James Riley
September 11, 2018

StartupLand posts capital record

Policy

StartupLand posts capital record

Peter van Bruchen: The state has eaten the lion's share of money raised last year

Australian startups and fast growing tech companies raised more than $3.5 billion across more than 730 separate investments in the financial year to the end of June, according to Perth-based startup directory and monitoring service Techboard.

The three major sources of funding used by startups and young tech companies last year – each worth more than $1 billion for the year – were public funding via the stock market, private investment including venture capital, and debt financing.

Companies based in New South Wales raised the lion’s share of the total, bringing in $1.58 billion, or 44 per cent of the total, twice the $784 million raised by Victorian based companies (22.1 per cent of the total) and the $767 million raised by Queensland companies (21.6 per cent0.

Techboard identified and analysed more than 736 capital raisings from public sources both manually and via semi-automated screening of the over 2500 companies that are actively tracked. Techboard also has deals reported via relationships with investors, investment groups, angel groups and government bodies across the country.

The most significant funding source was via public investment with $1.075 raised either by listing – both via initial public offering and reverse take-overs/backdoor listings – or placement (and other post-listing raises). Although there were no Australian Tech IPOs of the scale of the planned but later cancelled IPO by Sydney FinTech lender Prospa over the year there were 22 Australian tech listings, raising collectively $170 million.

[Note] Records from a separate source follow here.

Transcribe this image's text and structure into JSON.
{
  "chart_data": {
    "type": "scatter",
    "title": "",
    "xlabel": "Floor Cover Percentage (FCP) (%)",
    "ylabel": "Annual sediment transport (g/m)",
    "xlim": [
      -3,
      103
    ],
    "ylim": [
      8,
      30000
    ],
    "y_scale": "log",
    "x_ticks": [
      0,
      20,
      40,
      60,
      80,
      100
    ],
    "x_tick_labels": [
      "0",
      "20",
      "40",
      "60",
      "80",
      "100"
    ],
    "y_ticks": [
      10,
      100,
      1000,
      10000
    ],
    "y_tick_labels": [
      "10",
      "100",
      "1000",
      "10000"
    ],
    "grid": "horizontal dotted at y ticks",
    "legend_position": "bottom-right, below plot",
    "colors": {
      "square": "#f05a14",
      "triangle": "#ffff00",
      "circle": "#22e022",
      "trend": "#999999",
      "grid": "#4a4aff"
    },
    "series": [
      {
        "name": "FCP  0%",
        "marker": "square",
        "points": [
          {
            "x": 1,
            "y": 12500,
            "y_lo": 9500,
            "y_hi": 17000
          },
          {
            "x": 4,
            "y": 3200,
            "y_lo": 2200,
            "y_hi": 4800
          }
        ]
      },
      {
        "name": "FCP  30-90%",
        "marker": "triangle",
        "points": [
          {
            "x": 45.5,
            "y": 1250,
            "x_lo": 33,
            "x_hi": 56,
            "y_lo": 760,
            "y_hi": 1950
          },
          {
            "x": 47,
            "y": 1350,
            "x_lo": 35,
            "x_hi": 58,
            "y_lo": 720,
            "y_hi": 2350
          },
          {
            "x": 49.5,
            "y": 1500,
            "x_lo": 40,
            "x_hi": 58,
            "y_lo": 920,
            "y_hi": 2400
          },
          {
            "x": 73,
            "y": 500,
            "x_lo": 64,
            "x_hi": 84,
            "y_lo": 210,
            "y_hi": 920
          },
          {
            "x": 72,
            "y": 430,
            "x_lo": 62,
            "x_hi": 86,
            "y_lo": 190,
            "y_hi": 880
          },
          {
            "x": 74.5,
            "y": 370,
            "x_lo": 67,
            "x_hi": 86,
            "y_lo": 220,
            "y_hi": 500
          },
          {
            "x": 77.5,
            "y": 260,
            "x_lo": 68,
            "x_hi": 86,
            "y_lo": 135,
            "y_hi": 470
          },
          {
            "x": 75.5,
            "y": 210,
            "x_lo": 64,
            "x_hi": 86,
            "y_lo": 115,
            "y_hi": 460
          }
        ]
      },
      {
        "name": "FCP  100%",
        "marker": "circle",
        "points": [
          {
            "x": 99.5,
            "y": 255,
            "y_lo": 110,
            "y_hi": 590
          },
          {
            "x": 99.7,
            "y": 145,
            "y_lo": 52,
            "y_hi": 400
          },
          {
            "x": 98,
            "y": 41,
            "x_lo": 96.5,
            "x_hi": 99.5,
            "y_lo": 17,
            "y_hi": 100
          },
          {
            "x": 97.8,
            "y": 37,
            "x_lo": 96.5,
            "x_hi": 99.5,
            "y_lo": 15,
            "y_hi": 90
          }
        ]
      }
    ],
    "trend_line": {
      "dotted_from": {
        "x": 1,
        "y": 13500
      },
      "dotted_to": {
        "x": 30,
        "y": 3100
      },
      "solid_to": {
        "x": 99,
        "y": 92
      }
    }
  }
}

All but one listing (of the Perth-based Schrole Group ASX:SCL by reverse take-over)) was by Initial Public Offering (IPO). The largest IPO was a listing on the Alternative Investment Market (AIM) of the London Stock Exchange by Sydney based data management and cloud integration platform Maestrano which raised $21m (£12m).

The largest Australian Tech IPO on the ASX was Western Australian based Data CentreOperator, the Data Exchange Network which raised $16m, followed by Raizinvest ($15.1m) the micro Investing app company that recently parted with US-based Acorns.

The report found that more than $915 million in venture capital was raised over the year in 118 funding events. When other forms of private investment are added – including $81 million of seed and angel investments, $7.8 million of accelerator and $6 million in equity crowdfunding – total private investment adds up to $1.01 million.

The largest VC investment was the Big Commerce $85 million raise led by Goldman Sachs, followed by Canva’s $50 million raising led by Sequoia China with Blackbird Ventures and Felicitis Ventures. The report did not include some significant raisings due to the age of the company (Techboard only tracks companies up to 10 years old) like the $60 million Safety Culture raised.

The most funded category was FinTech with $1.038 billion over the financial year. MoneyMe was the most funded Fintech, with a $120 million oversubscribed asset-backed securitisation deal. The largest private investment in a FinTech company was superannuation startup Spaceship, which closed a $50m round in the second quarter from investors including US-based VC Amplo and Atlassian founder Mike Cannon-Brookes.

Techboard chief executive Peter van Bruchem says the funding metric operated as a short term indicator of growth potential or success prospects for individual startups and could serve as a barometer for the near-term progress of the sector.

Mr van Bruchen said the company had predicted the capital raisings for the sector would top $3 billion, and even with a quiet FY fourth quarter “we exceeded that amount by a good margin.”

The next year should well be expected to continue that strong growth, and got off to a flyer with the US$80 million raise by Airwallex – a record – in the first days of the new financial year.

“There has been a marked rise in large scale private investment, not just from the VC sector although we are starting to see increased deployment of VC capital and that looks to be continuing into the new financial year,” Mr van Bruchen said.

“I think it is too early to predict how things will go on the ASX, but we did observe a number of IPOs being cancelled and delayed in the last FY – particularly in the 4th quarter – aside from the high profile planned raises by Unlockd (now in administration) and Prospa,” he said.

“The heat certainly appears to have gone out of the ICO market, and this is probably linked to both prices of the key crypto-currencies but also increased regulatory interest as well as crypto investors becoming more cautious and savvy.”

Mr van Bruchen said that while the Techboard team put huge energy into “capturing as many funding events as possible,” the cooperation the company has been able to get from investors, investment groups and companies who have reported funding events had made a huge difference to the quality of the data.

“As we progress and develop more and stronger relationships and gain the trust of the ecosystem we will be able to present an even clearer picture of Australian Startup and Tech Funding," he told InnovationAus.com.